If you're looking to get into helmet- or handle-bar cameras but don't want to drop a ton of cash, the Drift X170 camera ($140) is a good place to start with its intuitive controls, quality HD video and a ton of mounting options. Say you want to tape your mountain bike rides, or you're thinking that your little daredevil would love to tape himself out doing BMX stunts. The Drift X170 action sports camera is a decent entry-level camera that you can get into without breaking the bank. Its ease of use and virtually immediate set-up and use are strong points for helmet or handlebar cam rookies.
Nema's line of mountain bike shorts ($40 and up) are well-built and good looking, and should be on your short list of possibilities if you're out shopping. The four newest models, (Jewel, Crown Jewel, Telonix and Seacher) are all well-built, functional and good-looking shorts. You can't go wrong with any of them. Read the whole review for more information on each.
Though you may never pick an exercise bike over riding outdoors, the videos in the Bike-O-Vision DVD series (from $15) certainly make the trainer more enjoyable by allowing you to "ride" places around the world that you may never actually visit.

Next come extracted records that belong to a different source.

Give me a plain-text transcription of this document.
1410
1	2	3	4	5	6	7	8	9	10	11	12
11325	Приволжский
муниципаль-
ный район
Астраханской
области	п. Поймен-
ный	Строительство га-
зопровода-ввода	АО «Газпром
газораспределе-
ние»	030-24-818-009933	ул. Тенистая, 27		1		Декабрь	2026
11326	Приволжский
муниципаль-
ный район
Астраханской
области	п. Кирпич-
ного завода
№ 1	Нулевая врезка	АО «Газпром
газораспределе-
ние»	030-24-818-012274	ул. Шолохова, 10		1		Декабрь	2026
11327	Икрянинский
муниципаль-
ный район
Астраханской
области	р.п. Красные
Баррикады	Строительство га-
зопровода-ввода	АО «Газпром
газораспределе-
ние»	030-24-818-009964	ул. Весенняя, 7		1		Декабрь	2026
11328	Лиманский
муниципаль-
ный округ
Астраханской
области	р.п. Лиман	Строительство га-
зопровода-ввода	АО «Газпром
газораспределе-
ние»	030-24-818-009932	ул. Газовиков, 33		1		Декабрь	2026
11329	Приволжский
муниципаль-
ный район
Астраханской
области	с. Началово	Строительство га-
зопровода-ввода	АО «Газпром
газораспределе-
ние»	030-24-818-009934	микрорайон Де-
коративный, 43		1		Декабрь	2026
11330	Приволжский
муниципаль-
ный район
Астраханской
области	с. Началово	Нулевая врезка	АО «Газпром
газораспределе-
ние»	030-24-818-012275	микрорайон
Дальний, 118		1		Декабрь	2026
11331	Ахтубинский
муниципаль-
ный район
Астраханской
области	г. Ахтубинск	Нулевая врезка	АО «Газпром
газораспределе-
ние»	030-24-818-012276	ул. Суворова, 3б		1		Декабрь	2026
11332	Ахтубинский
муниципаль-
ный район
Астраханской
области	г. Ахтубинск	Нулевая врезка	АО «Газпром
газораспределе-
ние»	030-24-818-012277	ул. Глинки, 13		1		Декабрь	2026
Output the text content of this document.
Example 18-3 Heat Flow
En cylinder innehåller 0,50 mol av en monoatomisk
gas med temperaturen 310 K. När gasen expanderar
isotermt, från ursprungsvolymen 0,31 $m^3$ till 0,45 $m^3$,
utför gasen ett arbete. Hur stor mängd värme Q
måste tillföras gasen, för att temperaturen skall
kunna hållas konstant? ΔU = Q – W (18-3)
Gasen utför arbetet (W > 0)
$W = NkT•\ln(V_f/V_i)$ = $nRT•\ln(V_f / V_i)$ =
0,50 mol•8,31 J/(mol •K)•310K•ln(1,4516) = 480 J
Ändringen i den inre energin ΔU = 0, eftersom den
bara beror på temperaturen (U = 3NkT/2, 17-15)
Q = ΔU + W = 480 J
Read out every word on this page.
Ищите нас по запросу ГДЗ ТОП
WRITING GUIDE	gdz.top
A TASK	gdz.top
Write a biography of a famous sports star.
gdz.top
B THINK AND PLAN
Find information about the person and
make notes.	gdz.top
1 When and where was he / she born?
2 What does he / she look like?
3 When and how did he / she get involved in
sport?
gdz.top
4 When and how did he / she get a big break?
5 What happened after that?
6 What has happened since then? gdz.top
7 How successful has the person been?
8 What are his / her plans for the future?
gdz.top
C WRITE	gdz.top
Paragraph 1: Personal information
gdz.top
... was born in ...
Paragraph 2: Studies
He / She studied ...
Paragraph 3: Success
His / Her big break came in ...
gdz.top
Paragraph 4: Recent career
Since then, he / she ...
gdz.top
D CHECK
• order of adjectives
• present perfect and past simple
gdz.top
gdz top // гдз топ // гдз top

Maybe you're pedaling along through California wine country, maybe riding on the Big Island of Hawaii or the mountains of Europe. You see the road stretching out in front of you as it rolls smoothly under your wheels. Occasionally, you'll glance to the side and check out the scenery passing next to you. You're still pedaling at home, of course, but the Bike-O-Vision DVDs definitely add a lot to the indoor cycling experience.
You know if you ride your bike and carry a phone for any length of time, sooner or later you will drop your phone. That's what makes getting an Otterbox iPhone case (from $15) a smart idea. It protects your phone and keeps it looking good without adding significant weight or bulk. Somehow it manages to walk the fine line between protecting your iPhone, yet still leaving all of the features and buttons available to you.